Photo by Anne Balcer©

I barely suspected that I’d see Jennifer Van Dyck when I went to Charles Busch’s farce, The Divine Sister, in 2010 — but there she was. Even though she was playing (alternately) a little boy and an older woman, she, too, was entirely the girl I remembered: lovely and funny and smart. In conversation, I always had the feeling that she was three or four lines ahead of me in the dialogue, as if she had privileged access to the full script, whereas I was just reading sides. Her mind works that quickly — and her wit shines through when she’s onstage, just as it always did.

Now Jennifer is appearing in a new play, Cate Ryan’s The Picture Box, with the Negro Ensemble Company, at the Beckett Theatre on Theatre Row through January 29. Promising the story of a black couple’s relationship with the daughter of the white family they work for, the play is evoking memories of my own relationship with Bessie Pullam, even before I see the show. I’m looking forward to it. (For more information, click here.)

Jennifer Van Dyck

I’m conscious of context here. It’s possible, for example, that actresses without the brains and accomplishment to get into Brown aren’t as estimable as these three women. It’s possible — indeed, probable — that Christina, Ann, and Jennifer would be just as extraordinary if they’d studied molecular biology or worked in real estate. And yet the combination of circumstances here strikes me as resistant to debate — and worthy of celebration.

In a too-changing world, these women are not merely stage stars but pole stars, and we’d be fools not to be guided by them.

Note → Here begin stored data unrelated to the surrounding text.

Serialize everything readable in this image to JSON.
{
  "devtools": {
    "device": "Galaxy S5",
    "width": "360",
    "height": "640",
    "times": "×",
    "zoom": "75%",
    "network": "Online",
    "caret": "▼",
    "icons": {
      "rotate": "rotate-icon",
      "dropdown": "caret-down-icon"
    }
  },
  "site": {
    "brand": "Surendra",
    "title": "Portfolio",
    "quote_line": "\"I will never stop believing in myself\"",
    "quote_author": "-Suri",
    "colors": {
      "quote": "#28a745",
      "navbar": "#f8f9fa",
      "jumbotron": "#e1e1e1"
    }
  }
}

The next time you meet an actress, consider yourself lucky.

Christina as Viola, with Andrew Weems as Malvolio.


Anonymous said...

I've rarely been called dense, but could you explain the title of this post to me?

-- Rick

William V. Madison said...

The title begs to differ with Noël Coward, who memorably asked Mrs. Worthington not to put her daughter on the stage. But clearly, Noël Coward was not a Brown alumnus, and I am no coward.

Anonymous said...

what is the name of the production company that featured your last picture - Viola and Malvolio ?

William V. Madison said...

The last picture is from Robin Saex's staging of Twelfth Night at Production Workshop, Brown University's student-run theater, in 1982.